The part of the report that made me believe that much of the whining about this whole incident is phony is this:

As of May 31, 2012, 32 (36 percent) of 89 I.R.C. § 501(c)(3) potential political cases were open more than 270 calendar days, and the organizations had responded timely to all requests for additional information, as required. As of the end of our fieldwork, none of these organizations had sued the IRS, even though they had the legal right. In another 38 open cases, organizations were timely in their responses to additional information requests, but the 270-calendar-day threshold had not been reached as of May 31, 2012. These 38 organizations may have the right to sue the IRS in the future if determinations are not made within the 270-calendar-day period.

So, none of the organizations that have the right to take the IRS to court over their exempt status determination being delayed have bothered to do so.

A commenter on a New York Times piece gave a great summary of the insignificance of the whole thing:

As a CPA who has prepared applications for exempt status, I do not see how any tea party organization was harmed.  A nonprofit can commence operations while the application is in process, and all of these applications were either approved or are still in process (except for a few withdrawn by the applicants themselves).

The report still makes a good read though.  In the final stage of my career, I developed a small appreciation for what it is like to be inside the bowels of a large organization where competing and contradictory directives come from different management levels with different agendas, which is the story I read in the IG report.

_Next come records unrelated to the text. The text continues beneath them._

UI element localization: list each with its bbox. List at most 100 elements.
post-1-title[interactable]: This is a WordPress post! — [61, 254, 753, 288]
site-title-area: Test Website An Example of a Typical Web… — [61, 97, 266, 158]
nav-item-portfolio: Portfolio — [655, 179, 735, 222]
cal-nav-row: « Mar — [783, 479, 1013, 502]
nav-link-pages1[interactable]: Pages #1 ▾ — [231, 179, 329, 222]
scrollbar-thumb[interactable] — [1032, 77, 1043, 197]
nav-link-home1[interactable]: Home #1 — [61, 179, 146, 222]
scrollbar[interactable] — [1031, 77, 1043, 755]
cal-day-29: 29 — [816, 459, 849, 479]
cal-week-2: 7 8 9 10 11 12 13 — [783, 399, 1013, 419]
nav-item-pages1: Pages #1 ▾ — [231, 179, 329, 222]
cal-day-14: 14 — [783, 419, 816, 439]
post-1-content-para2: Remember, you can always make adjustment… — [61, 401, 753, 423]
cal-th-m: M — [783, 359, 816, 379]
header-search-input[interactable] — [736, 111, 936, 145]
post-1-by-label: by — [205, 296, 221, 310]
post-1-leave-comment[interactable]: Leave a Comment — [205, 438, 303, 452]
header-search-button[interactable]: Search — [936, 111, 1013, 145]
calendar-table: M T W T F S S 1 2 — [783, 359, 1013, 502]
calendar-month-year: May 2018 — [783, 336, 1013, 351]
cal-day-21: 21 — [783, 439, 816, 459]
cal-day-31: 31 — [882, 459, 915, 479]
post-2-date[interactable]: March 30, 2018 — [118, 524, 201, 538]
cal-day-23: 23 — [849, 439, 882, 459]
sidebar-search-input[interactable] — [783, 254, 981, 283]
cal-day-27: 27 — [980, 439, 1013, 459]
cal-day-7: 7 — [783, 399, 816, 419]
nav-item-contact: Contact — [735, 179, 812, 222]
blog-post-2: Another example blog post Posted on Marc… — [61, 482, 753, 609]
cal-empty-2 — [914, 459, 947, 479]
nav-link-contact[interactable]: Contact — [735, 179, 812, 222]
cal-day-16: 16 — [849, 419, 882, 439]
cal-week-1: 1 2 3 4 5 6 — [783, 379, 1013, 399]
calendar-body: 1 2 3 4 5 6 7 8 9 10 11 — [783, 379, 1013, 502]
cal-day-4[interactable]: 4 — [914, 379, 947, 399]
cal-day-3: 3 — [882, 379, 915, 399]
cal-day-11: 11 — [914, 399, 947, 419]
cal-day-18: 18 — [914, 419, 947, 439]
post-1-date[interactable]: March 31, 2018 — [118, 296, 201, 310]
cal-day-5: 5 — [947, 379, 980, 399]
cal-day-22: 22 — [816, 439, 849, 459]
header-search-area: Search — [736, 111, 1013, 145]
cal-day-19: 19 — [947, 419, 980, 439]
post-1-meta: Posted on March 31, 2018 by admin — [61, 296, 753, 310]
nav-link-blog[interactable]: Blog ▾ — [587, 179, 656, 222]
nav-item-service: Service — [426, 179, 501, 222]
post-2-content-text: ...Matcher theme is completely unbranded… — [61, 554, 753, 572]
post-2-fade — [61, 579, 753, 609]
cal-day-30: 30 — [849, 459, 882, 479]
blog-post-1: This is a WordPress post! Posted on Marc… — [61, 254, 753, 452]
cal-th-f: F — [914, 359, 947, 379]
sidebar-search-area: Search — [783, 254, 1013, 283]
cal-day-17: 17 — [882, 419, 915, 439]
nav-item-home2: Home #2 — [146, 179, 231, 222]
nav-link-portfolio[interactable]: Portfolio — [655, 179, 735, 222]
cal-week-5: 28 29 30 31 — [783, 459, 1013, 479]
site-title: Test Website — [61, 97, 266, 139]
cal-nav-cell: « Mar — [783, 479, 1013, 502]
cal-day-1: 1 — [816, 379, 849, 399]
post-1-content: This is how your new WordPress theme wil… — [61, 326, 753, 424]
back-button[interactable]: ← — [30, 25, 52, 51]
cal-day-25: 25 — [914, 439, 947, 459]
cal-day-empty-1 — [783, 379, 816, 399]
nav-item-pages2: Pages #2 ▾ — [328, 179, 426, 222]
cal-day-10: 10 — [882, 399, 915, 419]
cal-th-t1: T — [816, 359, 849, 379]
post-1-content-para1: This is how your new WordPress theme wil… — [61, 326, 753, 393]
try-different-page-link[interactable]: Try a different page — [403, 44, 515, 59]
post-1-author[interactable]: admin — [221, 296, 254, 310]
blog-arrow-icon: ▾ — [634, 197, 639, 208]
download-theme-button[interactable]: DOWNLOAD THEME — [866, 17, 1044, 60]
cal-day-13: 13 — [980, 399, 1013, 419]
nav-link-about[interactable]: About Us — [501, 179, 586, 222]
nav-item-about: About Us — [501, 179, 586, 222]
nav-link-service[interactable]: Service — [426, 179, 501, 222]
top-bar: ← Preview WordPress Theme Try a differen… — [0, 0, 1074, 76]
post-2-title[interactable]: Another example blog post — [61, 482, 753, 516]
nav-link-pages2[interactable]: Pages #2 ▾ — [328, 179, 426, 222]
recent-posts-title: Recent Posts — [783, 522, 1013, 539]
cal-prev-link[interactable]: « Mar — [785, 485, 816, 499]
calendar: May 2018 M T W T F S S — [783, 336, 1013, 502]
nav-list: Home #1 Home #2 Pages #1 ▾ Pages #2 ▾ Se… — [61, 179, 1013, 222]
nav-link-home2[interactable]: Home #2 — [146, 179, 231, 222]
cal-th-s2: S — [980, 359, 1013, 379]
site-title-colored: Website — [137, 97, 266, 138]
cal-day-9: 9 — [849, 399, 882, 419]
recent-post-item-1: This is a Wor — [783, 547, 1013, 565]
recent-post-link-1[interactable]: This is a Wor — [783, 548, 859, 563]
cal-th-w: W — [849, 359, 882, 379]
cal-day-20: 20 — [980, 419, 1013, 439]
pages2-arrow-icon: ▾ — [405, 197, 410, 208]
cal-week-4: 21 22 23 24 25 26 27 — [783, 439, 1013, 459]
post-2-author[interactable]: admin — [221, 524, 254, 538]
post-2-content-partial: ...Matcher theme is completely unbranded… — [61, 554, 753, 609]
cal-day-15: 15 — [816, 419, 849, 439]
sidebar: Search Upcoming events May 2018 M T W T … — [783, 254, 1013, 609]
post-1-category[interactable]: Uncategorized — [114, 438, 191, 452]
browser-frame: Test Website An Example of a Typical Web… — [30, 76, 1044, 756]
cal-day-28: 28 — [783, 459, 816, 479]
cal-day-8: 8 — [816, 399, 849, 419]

The IRS was criticized for not paying enough attention to political activity of exempt organizations and hit with a surge in applications.  They formed a specialist group to review applications of organizations that appeared to be likely to engage in political activity.  If your application got sent to the specialist group, it was slowed down.  Ultimately, they became paralyzed because they could not figure out what criteria they should be using.  More people got involved.  The left hand did not know what the right hand was doing.

In my view the underlying problem is trying to use the IRS exemption process to accomplish too many competing objectives.  Their mission is to collect taxes and that is a big enough job for them.  My sympathy right now is with the line employees in the exempt group.  I suspect some of them will be posting the little poem that I have seen in offices here and there over the years:

It’s not my job to run the train, the whistle I can’t blow.
It’s not for me to say how far the train’s allowed to go.
I’m not allowed to blow off steam, nor even clang the bell.
But let the damn thing jump the tracks….and see who catches hell.